Трое против Колдовского Мира: Трое против Колдовского Мира. Заклинатель колдовского мира. Волшебница колдовского мира - Андрэ Нортон
Шрифт:
Интервал:
Закладка:
Мы отбивали атаку за атакой. Иногда наступала недолгая передышка — ведь и самые жестокие ураганы сопровождаются кратковременными затишьями. А потом неприятель снова обрушивался на нас с удвоенной силой, и всякий раз невозможно было предугадать, когда начнется следующий штурм.
Расти не могли взбираться по отвесным скалам; серые, используя свой получеловеческий облик, искали лазейки. Гораздо опаснее для нас, эсткарпцев, был клубящийся бесплотный туман, который невозможно было ни изрубить мечом, ни поразить копьем. Огромные броненосные чудовища возились по ту сторону скалистой стены, с мрачной свирепостью подкапывая ее мощными когтистыми лапами. В воздухе прямо над головой фланнаны и вранги сражались с какими-то летучими тварями. Эта битва была мрачным кошмаром, ужаснувшим даже тех воинов Эсткарпа, кто прошел через схватки с пугающей демонической силой кольдеров.
Сколько времени длилась эта осада, не знаю: днем было почти так же темно, как ночью. Утром на вершинах скал вспыхивали факелы; их свет, казалось, сдерживал врага.
Дагона вовсю использовала магию: зеленые собирали и бросали в бой подвластные им одним силы. Она опасалась удара с тыла, с озер и рек Долины — ведь кроганы были против нас. Ящеры-дозорные патрулировали берега, но ничего подозрительного не обнаруживали.
Эфутур считал, что нас осаждают пока только второстепенные прислужники зла, и никто из Великих еще не вступил в борьбу. В этом ему виделся дурной знак, если только Великие действительно не ушли так далеко в свои другие миры, что их трудно было вызвать снова.
Мы несли потери. Пал Годгар, взяв с собой сразу несколько врагов. Появились бреши в рядах зеленых и их четвероногих и крылатых союзников. Потери никто не считал: некогда было оглядеться, все силы поглощало упорное сопротивление. Хотя Килан сражался далеко от меня, я знал, что он цел и невредим.
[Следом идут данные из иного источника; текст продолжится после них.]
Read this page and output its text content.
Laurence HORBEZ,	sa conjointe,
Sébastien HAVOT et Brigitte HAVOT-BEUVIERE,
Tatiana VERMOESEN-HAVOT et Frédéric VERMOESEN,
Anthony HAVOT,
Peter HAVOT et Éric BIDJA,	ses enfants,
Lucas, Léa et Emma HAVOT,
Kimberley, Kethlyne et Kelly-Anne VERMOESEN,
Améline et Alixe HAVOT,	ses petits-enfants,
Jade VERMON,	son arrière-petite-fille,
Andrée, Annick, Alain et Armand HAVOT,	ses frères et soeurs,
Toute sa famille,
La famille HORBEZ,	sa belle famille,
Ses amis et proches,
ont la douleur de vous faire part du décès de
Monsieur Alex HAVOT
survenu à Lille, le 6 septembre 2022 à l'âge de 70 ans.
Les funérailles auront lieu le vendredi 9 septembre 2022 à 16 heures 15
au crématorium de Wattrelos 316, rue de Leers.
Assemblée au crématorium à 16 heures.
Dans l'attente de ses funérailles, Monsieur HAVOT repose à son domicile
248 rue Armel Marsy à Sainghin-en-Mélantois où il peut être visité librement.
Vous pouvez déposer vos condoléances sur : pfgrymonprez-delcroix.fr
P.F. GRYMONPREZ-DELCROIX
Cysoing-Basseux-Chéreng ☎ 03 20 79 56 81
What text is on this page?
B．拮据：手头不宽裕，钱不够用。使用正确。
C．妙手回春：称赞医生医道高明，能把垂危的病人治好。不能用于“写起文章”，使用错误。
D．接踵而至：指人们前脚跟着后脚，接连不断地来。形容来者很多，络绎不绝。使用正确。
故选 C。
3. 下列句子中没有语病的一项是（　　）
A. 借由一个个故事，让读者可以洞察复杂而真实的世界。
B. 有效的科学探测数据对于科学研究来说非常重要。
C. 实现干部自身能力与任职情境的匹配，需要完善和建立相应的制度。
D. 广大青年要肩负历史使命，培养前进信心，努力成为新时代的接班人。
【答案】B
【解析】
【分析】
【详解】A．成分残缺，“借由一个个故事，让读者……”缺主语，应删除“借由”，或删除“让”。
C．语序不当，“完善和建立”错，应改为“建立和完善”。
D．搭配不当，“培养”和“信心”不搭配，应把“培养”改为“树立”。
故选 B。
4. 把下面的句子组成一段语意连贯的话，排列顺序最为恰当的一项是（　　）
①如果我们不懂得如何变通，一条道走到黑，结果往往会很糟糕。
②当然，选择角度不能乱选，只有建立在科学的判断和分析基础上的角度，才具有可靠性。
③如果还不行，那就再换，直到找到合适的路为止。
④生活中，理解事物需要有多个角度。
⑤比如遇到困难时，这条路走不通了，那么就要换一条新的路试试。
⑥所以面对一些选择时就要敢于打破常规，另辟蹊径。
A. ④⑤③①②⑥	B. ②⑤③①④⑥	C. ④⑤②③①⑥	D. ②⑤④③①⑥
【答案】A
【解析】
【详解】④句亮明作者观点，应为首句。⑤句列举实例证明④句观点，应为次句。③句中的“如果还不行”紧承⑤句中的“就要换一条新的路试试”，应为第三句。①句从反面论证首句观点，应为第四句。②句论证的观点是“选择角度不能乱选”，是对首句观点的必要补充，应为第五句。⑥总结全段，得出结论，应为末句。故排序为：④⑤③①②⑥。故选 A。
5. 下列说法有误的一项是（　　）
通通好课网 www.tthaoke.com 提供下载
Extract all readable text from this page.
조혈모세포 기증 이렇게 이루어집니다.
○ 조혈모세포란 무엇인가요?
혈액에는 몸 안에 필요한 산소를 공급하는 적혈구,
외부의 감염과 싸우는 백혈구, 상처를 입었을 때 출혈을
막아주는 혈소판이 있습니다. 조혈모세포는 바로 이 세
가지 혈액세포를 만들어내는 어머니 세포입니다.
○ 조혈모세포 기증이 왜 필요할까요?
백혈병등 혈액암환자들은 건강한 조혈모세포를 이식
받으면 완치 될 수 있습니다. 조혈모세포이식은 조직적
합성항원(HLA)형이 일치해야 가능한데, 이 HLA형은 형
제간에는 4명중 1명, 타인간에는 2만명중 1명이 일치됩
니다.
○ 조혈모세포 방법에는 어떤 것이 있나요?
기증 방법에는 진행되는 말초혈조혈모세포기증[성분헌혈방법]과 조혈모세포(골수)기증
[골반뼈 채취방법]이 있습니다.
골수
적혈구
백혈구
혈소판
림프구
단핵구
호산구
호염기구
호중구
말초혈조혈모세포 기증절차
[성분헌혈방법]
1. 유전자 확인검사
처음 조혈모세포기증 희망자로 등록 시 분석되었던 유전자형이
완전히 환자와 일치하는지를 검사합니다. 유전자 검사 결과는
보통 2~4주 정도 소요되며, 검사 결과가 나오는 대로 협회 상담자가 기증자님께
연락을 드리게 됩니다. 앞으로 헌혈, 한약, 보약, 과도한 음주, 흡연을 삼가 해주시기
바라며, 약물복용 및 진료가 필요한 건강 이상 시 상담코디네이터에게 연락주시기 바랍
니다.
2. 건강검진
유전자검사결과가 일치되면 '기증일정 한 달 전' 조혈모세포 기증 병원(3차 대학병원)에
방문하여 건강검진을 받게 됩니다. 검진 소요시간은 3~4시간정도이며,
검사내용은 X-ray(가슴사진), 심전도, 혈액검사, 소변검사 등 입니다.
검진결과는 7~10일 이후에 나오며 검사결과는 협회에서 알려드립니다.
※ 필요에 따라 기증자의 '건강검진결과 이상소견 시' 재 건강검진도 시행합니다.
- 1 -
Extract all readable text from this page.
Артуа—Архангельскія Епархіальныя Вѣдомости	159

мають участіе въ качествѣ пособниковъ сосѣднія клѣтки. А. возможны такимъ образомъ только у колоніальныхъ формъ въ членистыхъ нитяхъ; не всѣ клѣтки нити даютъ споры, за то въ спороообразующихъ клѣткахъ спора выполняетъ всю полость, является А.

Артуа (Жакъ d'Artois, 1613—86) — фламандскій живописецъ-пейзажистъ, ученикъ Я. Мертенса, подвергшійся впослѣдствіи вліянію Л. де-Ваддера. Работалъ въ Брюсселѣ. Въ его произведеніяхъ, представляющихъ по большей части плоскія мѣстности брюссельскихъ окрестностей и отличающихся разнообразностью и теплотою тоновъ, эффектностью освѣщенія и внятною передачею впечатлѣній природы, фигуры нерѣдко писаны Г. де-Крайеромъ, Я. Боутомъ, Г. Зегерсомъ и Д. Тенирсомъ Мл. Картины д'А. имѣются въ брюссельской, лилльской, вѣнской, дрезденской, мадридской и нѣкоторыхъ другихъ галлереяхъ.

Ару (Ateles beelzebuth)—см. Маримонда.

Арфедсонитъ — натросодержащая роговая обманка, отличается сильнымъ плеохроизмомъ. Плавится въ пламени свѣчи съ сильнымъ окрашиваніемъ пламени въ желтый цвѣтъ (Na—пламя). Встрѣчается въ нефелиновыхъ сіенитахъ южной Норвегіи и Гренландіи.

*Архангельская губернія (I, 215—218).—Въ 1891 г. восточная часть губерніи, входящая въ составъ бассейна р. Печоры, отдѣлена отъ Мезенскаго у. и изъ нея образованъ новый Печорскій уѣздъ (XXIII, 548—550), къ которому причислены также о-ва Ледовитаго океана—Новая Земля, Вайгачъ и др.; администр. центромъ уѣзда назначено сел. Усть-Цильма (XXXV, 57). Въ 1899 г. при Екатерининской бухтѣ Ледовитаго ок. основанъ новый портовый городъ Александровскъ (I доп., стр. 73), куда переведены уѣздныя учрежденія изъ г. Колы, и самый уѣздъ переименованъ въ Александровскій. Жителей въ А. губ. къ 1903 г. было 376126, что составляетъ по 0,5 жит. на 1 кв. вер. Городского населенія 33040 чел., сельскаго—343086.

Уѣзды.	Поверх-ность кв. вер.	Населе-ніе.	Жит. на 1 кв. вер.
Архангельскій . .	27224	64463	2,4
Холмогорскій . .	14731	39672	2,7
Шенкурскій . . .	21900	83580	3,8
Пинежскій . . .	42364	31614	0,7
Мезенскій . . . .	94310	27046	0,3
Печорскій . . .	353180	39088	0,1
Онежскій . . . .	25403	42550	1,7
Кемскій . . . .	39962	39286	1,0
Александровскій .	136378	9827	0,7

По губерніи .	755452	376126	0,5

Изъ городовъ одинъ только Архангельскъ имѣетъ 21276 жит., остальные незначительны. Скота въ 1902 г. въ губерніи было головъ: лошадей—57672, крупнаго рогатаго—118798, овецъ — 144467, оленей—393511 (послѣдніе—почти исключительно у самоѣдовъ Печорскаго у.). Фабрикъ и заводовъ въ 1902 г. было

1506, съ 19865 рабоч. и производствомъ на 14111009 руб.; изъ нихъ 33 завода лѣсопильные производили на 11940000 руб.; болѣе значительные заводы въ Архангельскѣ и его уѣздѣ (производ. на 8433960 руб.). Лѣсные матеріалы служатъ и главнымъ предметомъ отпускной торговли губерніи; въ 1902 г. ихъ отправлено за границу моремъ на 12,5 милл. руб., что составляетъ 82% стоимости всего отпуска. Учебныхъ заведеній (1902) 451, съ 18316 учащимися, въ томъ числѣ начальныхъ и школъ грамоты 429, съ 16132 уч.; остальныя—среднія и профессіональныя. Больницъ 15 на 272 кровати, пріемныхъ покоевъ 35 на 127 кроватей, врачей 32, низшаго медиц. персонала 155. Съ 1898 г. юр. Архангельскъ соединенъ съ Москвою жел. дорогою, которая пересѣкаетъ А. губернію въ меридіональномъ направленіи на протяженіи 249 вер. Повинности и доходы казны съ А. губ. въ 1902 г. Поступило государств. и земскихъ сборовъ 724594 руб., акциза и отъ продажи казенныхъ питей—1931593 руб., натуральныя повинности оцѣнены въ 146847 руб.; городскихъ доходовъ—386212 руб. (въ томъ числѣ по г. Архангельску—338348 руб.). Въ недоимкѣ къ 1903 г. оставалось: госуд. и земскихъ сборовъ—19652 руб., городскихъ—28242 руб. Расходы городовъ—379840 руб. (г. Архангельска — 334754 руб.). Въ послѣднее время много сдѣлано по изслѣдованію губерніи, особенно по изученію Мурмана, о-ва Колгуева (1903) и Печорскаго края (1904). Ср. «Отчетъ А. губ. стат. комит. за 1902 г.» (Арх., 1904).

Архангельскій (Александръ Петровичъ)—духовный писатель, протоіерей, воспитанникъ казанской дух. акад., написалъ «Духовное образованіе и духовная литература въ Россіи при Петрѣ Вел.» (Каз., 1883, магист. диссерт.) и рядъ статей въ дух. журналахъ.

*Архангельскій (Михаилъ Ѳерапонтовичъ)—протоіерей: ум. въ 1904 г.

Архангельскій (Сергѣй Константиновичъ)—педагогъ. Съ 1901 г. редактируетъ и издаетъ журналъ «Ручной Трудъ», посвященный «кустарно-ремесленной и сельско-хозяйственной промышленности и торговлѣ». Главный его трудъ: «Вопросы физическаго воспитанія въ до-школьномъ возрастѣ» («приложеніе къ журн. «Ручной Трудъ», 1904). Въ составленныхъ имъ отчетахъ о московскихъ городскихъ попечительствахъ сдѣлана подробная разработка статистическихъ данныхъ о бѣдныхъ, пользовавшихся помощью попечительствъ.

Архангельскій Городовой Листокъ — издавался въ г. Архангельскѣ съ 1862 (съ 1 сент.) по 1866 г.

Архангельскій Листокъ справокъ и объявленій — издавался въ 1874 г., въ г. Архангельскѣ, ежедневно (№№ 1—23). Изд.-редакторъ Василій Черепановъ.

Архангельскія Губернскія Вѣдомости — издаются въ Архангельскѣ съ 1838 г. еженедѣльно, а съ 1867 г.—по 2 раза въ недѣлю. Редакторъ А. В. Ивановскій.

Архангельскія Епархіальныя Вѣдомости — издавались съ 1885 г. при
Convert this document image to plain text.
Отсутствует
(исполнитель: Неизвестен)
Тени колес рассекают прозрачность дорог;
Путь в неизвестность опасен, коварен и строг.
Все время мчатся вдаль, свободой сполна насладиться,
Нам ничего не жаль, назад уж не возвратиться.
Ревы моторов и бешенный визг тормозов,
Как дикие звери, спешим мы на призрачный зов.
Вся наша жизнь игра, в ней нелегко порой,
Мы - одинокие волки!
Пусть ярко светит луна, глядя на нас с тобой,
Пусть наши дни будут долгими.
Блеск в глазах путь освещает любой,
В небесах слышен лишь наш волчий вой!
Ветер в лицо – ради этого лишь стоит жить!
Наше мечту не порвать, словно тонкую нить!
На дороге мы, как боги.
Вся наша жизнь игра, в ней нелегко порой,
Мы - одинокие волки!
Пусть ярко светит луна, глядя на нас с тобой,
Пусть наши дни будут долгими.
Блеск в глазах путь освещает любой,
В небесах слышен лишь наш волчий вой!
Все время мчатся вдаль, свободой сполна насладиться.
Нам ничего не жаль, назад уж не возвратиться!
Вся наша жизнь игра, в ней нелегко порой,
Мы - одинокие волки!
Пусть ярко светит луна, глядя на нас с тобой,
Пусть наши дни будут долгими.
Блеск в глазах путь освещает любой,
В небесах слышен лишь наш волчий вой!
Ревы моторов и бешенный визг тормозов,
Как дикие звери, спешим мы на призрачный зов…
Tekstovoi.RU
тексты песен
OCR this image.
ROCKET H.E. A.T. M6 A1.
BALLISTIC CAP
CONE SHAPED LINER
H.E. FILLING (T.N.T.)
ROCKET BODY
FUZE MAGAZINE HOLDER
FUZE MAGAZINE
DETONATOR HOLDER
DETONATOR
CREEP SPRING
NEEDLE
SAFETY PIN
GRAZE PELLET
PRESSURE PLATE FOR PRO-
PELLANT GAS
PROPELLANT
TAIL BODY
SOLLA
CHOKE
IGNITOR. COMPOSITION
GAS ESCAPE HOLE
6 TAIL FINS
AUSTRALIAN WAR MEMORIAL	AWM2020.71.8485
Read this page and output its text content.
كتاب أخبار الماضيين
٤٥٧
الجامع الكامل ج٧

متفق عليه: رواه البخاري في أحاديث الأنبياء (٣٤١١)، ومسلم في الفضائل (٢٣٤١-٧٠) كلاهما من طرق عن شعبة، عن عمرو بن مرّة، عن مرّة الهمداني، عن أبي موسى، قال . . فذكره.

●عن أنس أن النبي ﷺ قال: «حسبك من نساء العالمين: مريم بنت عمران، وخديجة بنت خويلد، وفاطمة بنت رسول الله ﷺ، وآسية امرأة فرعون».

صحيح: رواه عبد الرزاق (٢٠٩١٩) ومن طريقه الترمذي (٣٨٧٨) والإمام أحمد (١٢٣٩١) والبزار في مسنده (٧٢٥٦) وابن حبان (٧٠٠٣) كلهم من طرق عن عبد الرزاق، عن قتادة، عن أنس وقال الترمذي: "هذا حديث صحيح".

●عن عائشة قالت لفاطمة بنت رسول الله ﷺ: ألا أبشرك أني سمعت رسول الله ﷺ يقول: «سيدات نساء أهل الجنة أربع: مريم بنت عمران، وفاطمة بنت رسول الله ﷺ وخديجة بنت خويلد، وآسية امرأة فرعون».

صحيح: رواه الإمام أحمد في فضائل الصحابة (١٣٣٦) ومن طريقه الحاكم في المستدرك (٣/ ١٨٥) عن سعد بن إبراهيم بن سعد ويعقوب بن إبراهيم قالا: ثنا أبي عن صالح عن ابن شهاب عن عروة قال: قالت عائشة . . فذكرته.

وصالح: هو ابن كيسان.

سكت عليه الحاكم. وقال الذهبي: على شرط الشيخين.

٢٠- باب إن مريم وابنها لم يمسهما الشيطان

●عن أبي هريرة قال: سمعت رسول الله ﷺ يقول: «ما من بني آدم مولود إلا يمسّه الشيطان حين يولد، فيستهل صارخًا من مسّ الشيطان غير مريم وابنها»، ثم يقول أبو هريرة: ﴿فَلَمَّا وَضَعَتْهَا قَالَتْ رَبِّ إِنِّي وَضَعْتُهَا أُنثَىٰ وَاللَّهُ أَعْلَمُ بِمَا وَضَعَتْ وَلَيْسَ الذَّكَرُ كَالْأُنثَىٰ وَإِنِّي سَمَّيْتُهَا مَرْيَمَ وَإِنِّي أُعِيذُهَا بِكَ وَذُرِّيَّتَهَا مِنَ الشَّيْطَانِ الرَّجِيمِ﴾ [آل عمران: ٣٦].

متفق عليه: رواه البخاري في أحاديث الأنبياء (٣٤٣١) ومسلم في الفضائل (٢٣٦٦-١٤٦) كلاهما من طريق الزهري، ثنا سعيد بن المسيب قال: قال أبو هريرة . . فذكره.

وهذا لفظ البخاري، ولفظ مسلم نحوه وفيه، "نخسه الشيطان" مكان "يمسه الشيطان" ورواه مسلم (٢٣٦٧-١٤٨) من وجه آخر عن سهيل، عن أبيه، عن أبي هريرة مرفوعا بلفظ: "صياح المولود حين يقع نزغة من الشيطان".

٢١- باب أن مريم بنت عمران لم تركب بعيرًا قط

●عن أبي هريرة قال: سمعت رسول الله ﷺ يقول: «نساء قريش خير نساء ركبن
Но мне не давала покоя мысль о Каттее, я был уверен, что сестры в Долине нет.
Среди нас сражались и горцы, но Динзиля нигде не было видно, и это усиливало мое беспокойство, что бы ни говорили по поводу его отсутствия другие.
Может быть, нам помогли силы, призванные Дагоной, или враг, бросивший на нас все свои клыки и когти, вдруг обессилел — как бы то ни было, но наконец в тучах появился просвет, засияло солнце, и под его великолепными лучами воинство Тьмы отступило, Враги забрали с собой убитых, и мы не могли определить, насколько велики их потери. Но в том, что на этот раз мы одержали победу, сомнения быть не могло.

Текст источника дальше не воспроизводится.